Now we know the first 17 bits of our keystream, which means we have the values of \(b_{17},\ldots b_{33}.\) This lets us solve the equation above for \(i=3,\ldots,16.\)

b_next=[0,0,1,1,1,0,0,1,0,0,0,1,0,1,0,0,0]
b_before=[b_next[i]^b_next[i+3] for i in range(14)]
print b_before

[1, 1, 1, 1, 0, 0, 0, 1, 1, 0, 1, 1, 0, 1]

We can now solve the first three equations: \(b_2=b_{16}\oplus b_{19}=1\oplus 1 = 0.\)

\(b_1=b_{15}\oplus b_{18}=0\oplus 0 = 0.\)

\(b_0=b_{14}\oplus b_{17}=1\oplus 0=1.\)

Now we've reconstructed the original state vector. We'll reverse it so that the low-order bit is at the right, convert it back into an integer, and then just check to make sure that it generates the same 3 keystream bytes we started with.

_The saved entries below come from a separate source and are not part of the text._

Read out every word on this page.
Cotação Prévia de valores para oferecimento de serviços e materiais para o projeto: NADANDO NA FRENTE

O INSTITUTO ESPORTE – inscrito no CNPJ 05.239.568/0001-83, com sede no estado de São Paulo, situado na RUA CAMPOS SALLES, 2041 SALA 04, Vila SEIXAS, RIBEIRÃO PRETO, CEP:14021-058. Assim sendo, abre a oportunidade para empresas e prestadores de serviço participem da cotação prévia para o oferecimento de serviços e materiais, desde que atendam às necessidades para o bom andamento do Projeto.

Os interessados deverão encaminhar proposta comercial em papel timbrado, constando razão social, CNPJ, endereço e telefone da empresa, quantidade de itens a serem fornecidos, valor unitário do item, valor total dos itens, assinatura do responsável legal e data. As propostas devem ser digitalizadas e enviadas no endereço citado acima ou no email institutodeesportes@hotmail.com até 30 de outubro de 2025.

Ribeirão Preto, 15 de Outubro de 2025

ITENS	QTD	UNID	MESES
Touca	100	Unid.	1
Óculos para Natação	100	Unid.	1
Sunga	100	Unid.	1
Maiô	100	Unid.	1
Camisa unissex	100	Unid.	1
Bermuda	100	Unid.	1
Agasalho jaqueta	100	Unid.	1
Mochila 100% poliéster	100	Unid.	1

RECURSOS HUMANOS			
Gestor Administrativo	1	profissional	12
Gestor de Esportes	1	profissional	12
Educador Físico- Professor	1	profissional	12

initial_bits=[1,0,0]+b_before
initial_bits.reverse()
val=0
for j in initial_bits:
    val=2*val+j
state=val
get_bytes(3)==keystream_start

True

It worked! So now let's reset the initial state, generate the entire keystream, xor it with ciphertext, and read the message.

state=val
keystream=get_bytes(len(ct_bytes))
pt_bytes=bytestuff.xor(keystream,ct_bytes)
print bytestuff.bytes_to_ascii(pt_bytes)

He was worth looking at. He wore a shaggy borsalino hat, a rough gray sports coat with white golf balls on it for buttons, a brown shirt, a yellow tie, pleated gray flannel slacks and alligator shoes with white explosions on the toes.From his outer breast pocket cascaded a show handkerchief of the same brilliant yellow as his tie.There were a couple of colored feathers tucked into the bank of his hat, but he didn't really need them.Even on Central Avenue, not the quietest dressed street in the world, he looked about as inconspicuous as a tarantula on a slice of angel food.

This is an extract from the first page of the detective novel Farewell, My Lovely, by Raymond Chandler.